Slow progress in crafting a sustainable development road map that will be adopted at Rio+20 is fueling concerns that the U.N.-backed event would end in “complete collapse.”
The latest round of talks aimed at drafting the outcome document for Rio+20 ended in another deadlock, with negotiators agreeing only on 20 percent of the text. This has prompted a warning from World Wildlife Fund that Rio+20 could either collapse completely or produce “an agreement so weak it is meaningless.”
Neither option “would give the world what it needs,” according to WFF Director General Jim Leape.
A key sticking point in the discussions is the concept of green economy — an issue that developed and developing countries are reportedly deeply divided about. There is also a lack of agreement on the focus areas of the proposed Sustainable Development Goals.
U.N. officials remain optimistic that a meaningful draft will be ready before Rio+20 kicks off June 20. U.N. Secretary-General Ban Ki-moon, who initially expressed disappointment following the last round of talks, attempted to boost the process and step up the pressure.

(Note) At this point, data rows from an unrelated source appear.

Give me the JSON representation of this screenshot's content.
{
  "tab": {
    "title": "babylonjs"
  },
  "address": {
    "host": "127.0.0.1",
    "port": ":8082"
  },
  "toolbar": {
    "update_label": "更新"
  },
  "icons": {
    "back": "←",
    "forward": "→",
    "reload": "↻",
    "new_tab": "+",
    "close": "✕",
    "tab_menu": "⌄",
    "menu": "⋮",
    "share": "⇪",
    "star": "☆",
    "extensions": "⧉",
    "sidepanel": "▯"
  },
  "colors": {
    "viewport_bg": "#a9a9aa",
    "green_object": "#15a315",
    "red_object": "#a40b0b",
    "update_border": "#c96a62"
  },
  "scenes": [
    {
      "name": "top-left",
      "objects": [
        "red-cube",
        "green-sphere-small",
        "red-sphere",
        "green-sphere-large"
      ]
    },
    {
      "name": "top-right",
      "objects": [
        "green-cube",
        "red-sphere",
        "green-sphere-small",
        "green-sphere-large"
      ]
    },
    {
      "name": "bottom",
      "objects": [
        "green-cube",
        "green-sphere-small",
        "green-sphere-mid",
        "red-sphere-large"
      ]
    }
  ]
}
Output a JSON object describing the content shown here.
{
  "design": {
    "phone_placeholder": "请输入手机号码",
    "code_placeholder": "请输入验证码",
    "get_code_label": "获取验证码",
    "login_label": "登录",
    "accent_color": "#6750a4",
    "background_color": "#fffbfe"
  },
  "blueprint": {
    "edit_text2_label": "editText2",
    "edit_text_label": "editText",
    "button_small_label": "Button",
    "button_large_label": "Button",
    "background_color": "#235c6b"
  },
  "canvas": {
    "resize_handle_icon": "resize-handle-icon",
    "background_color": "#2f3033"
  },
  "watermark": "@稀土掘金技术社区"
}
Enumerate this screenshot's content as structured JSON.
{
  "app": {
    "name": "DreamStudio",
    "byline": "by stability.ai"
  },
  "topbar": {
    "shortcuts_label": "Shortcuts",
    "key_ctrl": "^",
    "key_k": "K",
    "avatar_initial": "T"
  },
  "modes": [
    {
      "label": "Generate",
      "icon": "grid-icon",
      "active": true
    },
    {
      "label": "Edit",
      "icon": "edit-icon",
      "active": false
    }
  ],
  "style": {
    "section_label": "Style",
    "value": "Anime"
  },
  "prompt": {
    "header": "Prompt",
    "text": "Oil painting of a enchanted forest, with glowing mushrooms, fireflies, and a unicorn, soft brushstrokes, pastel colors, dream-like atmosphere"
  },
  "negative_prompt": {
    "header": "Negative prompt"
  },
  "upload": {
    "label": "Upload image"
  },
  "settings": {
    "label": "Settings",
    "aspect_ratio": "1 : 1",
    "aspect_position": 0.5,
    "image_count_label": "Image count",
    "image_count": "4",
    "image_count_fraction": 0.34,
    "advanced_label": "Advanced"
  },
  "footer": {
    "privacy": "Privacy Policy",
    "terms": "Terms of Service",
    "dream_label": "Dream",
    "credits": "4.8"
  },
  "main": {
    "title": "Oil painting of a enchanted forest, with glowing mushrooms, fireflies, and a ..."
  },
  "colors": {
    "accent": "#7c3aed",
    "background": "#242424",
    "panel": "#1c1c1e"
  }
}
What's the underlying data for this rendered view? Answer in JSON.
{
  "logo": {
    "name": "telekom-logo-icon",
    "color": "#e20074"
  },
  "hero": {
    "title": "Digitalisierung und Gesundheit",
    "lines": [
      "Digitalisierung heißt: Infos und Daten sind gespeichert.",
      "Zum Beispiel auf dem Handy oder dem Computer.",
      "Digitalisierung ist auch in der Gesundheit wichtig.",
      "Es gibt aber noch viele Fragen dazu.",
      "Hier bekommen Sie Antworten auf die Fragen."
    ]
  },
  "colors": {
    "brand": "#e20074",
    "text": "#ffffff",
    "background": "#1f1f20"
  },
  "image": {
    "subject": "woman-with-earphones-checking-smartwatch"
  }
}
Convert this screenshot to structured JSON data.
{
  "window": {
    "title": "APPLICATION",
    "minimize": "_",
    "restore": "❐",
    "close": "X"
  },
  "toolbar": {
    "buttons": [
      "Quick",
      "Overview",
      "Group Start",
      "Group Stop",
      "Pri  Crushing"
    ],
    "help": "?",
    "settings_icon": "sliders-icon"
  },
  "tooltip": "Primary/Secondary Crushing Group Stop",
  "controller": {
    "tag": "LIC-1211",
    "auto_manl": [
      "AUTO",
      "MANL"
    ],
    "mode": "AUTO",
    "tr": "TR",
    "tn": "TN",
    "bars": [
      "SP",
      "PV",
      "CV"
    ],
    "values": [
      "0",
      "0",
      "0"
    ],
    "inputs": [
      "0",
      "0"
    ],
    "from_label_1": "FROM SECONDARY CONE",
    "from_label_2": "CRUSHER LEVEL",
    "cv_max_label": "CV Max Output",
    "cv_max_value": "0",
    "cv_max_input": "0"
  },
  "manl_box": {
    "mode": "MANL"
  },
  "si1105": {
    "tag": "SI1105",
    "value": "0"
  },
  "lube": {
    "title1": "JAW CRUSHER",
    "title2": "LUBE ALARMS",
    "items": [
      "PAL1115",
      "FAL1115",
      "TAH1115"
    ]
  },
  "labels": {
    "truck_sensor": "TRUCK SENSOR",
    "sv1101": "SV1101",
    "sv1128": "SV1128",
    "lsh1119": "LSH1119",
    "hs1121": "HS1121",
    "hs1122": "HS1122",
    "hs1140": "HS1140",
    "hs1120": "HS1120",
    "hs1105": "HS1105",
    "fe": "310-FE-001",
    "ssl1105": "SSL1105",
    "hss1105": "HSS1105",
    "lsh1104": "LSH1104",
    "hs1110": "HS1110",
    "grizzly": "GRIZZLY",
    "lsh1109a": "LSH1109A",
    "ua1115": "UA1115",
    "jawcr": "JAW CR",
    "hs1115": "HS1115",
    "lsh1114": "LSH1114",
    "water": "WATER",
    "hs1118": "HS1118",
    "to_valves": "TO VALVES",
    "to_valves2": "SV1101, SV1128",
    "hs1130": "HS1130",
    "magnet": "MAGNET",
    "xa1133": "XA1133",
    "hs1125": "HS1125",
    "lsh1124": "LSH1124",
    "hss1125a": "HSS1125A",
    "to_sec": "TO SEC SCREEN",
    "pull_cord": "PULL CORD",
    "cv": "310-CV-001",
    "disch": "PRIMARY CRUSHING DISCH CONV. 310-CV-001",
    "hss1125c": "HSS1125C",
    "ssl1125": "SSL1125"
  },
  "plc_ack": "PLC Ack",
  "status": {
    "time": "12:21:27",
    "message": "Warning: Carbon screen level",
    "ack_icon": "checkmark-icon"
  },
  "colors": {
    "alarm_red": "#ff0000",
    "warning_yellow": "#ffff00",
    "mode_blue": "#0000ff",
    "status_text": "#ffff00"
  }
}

Ban outlined six “concrete outcomes” he said he wants to see in the document and from the conference: a definition of the path to an inclusive green economy, agreement on the SDGs, decisions on the institutional framework for sustainable development, strong action on key development issues, progress on implementation, and stronger partnerships with the private sector and civil society.
Aside from the lack of consensus on the draft, another source of concern for Rio+20 observers is the expected absence of key world leaders. U.S. President Barack Obama, for instance, has yet to give a firm response while German Chancellor Angela Merkel and U.K. Prime Minister David Cameron have announced they would not be attending.
But some groups have argued that the success of Rio+20 does not lie solely on how comprehensive and strong the outcome document will be.
Manish Bapna of environment-focused think tank World Resources Institute, for instance has said that the “important action will be on the sidelines of the formal negotiations.” He was referring to expected announcements of commitments by civil society organizations, groups of countries and U.N. coalitions.